No more. No more excuses, because there is no more unconditional sports love. Logically, this could be just, what they call, a “phase.” If I was twelve years younger, than that totally makes sense. This enlightenment of mine probably isn’t the result of me temporarily fading away from the weekly Patriots game with the Bills. This change is real, because sports do not seem real in my world.

As a high school senior in the midst of the college application and decision firestorm, sports should be my security blanket. Most others view sports on their television as an escape from the problematic in and outs of their lives. Well, my whole life has felt like an escape. Sports weren’t there for me to take leisure in after a tough practice or drama rehearsal. Those 25-something year olds cashing in millions of dollars to go reach for a ball were my in and outs of life. Playing on a team or performing on a group develops your character, and I have been escaping from that for far too long.

I guess what I’m trying to say is, following the professional sports world like a religion or career blinded me from what I’m doing now. If all the dominoes fall correctly, I hope I find myself posting these reflectional pieces online somewhere as my future. If that’s the case, then I have to be in touch with myself, emotionally, spiritually, whatever. Every action and step of mine needs to relate to my writing. I’m putting every last fiber in my body for this purpose, because this is all I’ve got going for me. The possibility of me staying a consistent member of the baseball team, forming relationships with coaches and other important figures in the community, and making an overall difference in the community is in the past. My resume is awfully thin due to my incompetency to just go out more. To make up for my blown chances, I have to live my life like it is a string of memoirs and reflections.

I know it sounds shortsighted to connect my avid sports passion to me being stagnant. I really use it to contrast what’s it like for me in the present. Sports consumed me previously. Now, I can’t get over the red flag that sports is a non-factor in my life, in that emotional and spiritual level. I don’t have it in me anymore to get all riled up about the Celtics falling behind in the Eastern Conference standings. Essentially, if I can’t write about it, then it is borderline irrelevant.

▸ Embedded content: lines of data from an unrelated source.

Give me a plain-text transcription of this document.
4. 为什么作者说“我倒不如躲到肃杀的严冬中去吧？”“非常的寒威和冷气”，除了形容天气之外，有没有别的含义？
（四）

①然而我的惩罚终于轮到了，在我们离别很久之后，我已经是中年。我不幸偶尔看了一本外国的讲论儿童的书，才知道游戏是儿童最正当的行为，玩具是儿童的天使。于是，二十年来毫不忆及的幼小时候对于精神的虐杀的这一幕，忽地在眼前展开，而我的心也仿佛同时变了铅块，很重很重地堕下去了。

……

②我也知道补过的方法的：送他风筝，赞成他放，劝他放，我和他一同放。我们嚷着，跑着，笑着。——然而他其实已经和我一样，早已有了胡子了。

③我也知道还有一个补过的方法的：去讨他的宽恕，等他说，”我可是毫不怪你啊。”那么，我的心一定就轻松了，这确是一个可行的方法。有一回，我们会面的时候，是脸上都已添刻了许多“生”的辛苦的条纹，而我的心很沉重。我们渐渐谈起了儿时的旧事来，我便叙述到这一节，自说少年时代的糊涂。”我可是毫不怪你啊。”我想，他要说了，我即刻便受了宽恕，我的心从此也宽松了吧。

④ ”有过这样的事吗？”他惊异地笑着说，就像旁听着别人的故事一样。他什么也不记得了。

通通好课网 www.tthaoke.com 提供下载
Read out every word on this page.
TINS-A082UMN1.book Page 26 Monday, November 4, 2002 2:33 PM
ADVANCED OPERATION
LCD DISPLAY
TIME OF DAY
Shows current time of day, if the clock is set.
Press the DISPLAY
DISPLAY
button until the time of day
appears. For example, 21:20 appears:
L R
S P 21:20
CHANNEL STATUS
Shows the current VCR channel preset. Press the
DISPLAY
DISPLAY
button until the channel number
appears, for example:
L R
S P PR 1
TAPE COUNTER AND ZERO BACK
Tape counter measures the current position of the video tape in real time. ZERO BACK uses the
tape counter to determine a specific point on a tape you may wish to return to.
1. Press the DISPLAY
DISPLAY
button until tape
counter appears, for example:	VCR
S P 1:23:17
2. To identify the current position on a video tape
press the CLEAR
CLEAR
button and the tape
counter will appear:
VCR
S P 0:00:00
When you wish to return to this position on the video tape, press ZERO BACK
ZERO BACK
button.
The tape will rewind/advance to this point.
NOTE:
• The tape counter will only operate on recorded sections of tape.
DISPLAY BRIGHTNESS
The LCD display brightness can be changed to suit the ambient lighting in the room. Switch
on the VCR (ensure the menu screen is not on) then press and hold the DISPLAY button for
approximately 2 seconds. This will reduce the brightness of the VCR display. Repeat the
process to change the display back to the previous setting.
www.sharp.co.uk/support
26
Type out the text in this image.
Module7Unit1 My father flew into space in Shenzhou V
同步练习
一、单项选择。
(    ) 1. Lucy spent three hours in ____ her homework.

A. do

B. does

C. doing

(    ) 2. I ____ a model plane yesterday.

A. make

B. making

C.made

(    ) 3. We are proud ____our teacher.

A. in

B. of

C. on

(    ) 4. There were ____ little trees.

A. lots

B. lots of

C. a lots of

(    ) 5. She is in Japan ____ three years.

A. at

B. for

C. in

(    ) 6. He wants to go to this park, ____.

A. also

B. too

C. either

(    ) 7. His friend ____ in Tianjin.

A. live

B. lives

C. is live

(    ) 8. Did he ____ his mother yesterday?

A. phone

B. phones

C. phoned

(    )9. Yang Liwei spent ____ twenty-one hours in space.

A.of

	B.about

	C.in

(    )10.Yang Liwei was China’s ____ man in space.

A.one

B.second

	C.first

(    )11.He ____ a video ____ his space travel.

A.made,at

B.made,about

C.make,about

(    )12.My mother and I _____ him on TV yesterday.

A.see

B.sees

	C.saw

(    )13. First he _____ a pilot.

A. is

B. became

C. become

So, what’s the endgame in all of this? Any possible reader just sat through a three and a half page timeline of some high school kid liking sports, then he didn’t, and now he’s on some anti-sports sabbatical. Yep, that’s close enough. Think of this in the latter of that description. In a time of my life where I constantly need to be in touch with myself, which in it of itself is me feeling and being important, crazed sports fandom can’t come along this new ship of mine. I wish I hadn’t become so self-conscious about my relevance in society. It’s a hurdle I simply can’t avoid.

Sports: We had a great run. I’d love to keep in touch as friends, but this thing of ours is over. It’s not you, it’s me. No, really.